Calvin Witt's residence was a service flat in a luxury block in South Audley Street, Mayfair.
“Blimey, must cost him a pretty penny!” observed D. C. Ross as the red-carpeted lift bore them smoothly upwards.
“Fishy, on museum pay,” said Piper hopefully.
“I had a word with the porter who let us in,” Tom rumbled. “Mr. Witt's lived here twelve years, since the building went up. Must have private means besides his salary.”
The young constables' disappointment was reflected in the gilt mirror hanging on the back wall.
Private means could be squandered, Alec reflected, leaving their erstwhile possessor accustomed to a style of living he could no longer afford. Or fine living might lead to a desire for finer. Perhaps Witt yearned to give up his job and retire to a place of his own in the country.
The Curator of Fossil Mammals answered his own doorbell. He was as sleekly self-assured as ever, in a superbly tailored dinner jacket and Old Wykehamist tie.

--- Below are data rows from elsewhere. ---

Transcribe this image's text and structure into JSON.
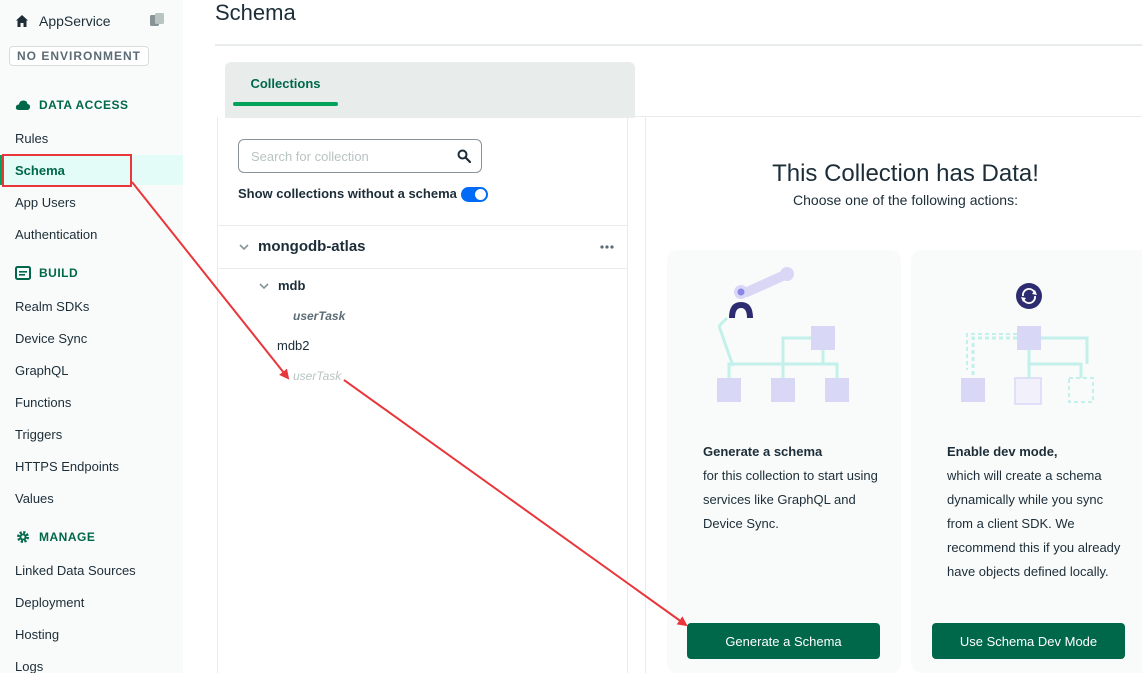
{
  "sidebar": {
    "app_name": "AppService",
    "environment": "NO ENVIRONMENT",
    "sections": {
      "data_access": "DATA ACCESS",
      "build": "BUILD",
      "manage": "MANAGE"
    },
    "items": [
      {
        "label": "Rules"
      },
      {
        "label": "Schema"
      },
      {
        "label": "App Users"
      },
      {
        "label": "Authentication"
      },
      {
        "label": "Realm SDKs"
      },
      {
        "label": "Device Sync"
      },
      {
        "label": "GraphQL"
      },
      {
        "label": "Functions"
      },
      {
        "label": "Triggers"
      },
      {
        "label": "HTTPS Endpoints"
      },
      {
        "label": "Values"
      },
      {
        "label": "Linked Data Sources"
      },
      {
        "label": "Deployment"
      },
      {
        "label": "Hosting"
      },
      {
        "label": "Logs"
      }
    ]
  },
  "header": {
    "title": "Schema"
  },
  "tabs": [
    {
      "label": "Collections"
    }
  ],
  "collections": {
    "search_placeholder": "Search for collection",
    "show_toggle_label": "Show collections without a schema",
    "show_toggle_on": true,
    "cluster": "mongodb-atlas",
    "databases": [
      {
        "name": "mdb",
        "collections": [
          "userTask"
        ]
      },
      {
        "name": "mdb2",
        "collections": [
          "userTask"
        ]
      }
    ]
  },
  "main": {
    "title": "This Collection has Data!",
    "subtitle": "Choose one of the following actions:",
    "cards": [
      {
        "heading": "Generate a schema",
        "body": "for this collection to start using services like GraphQL and Device Sync.",
        "button": "Generate a Schema"
      },
      {
        "heading": "Enable dev mode,",
        "body": "which will create a schema dynamically while you sync from a client SDK. We recommend this if you already have objects defined locally.",
        "button": "Use Schema Dev Mode"
      }
    ]
  },
  "colors": {
    "brand_green": "#00684a",
    "accent_green": "#00a35c",
    "annotation_red": "#e8363b",
    "toggle_blue": "#016bf8",
    "illustration_purple": "#d9d7f6",
    "illustration_teal": "#c3f0ea"
  }
}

“Good evening, Chief Inspector,” he said resignedly. “I was half expecting you. You're looking for gemstones, I expect?”
“That's right, sir.” Once again Alec explained the search warrant. Hearing voices from an inner room, he added, “We'll disturb you as little as possible. My men will go through the rest of the flat, but I'm afraid I shall have to take a look at the—” He hesitated: not lounge; sitting room? drawing room? He chose the last. “The drawing room.”

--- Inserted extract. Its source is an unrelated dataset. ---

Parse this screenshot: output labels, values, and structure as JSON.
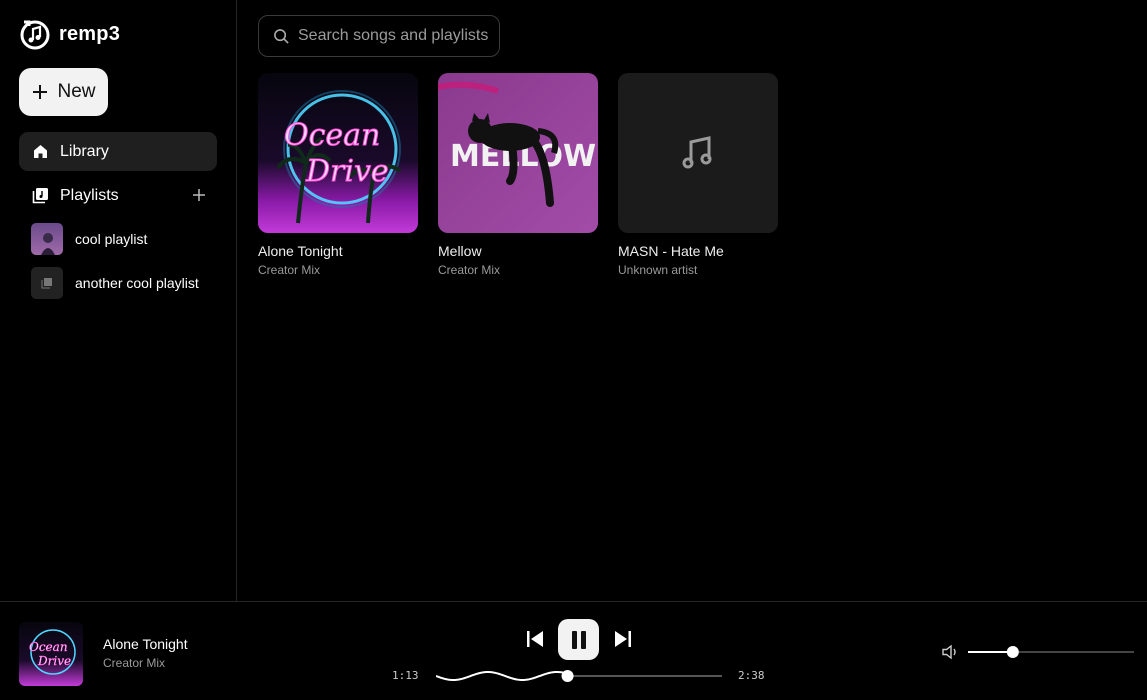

As if reading his mind, Witt smiled a trifle sardonically and said, “I'm not so high-falutin'. Sitting room will do. Come in.”
The spacious sitting room was as modern as the Steadmans' lounge, but of a different kind entirely. The predominant colours were ivory and lavender, with russet accents but a minimum of pattern. Chairs and sofas were leather-covered, as sleek as their owner. In contrast, a cabinet and occasional tables of probably-genuine Chippendale somehow humanized the whole.
Alec recognized at once the woman seated in one of the chairs. Maggie Weston was a well-known actress, the sort who plays Juliet or Rosalind, not the ingenue in drawing-room comedy. The couple on the sofa looked familiar, more
as a type, Alec thought, than because he knew them. They reminded him of Daisy's sister and her husband, Lord John Frobisher.
“Detective Chief Inspector Fletcher, from Scotland Yard,” Witt introduced him dryly. “My sister-in-law Lady Genevieve, Chief Inspector; Miss Weston; and my stepbrother Lord Meredith.”
While Alec appreciated the courtesy of the introductions, it added to the doubts aroused by Witt's previous improbable helpfulness. A policeman, even of his comparatively superior rank, was not normally considered worthy to be presented to such company. Lord Meredith, in fact, looked surprised and made no move to rise and shake hands.
“Darling, too thrilling,” said Miss Weston in her famous throaty voice. “Has Mr. Fletcher come to arrest you?”
Witt cocked an eyebrow at Alec, who said, “Not tonight, Miss Weston.”
“Pity! One ought to see how it's properly done, and I'm sure Mr. Fletcher would have done it properly. Well, darling, if you don't need my support through this ordeal, I'm off. I've a rehearsal at an ungodly hour tomorrow.”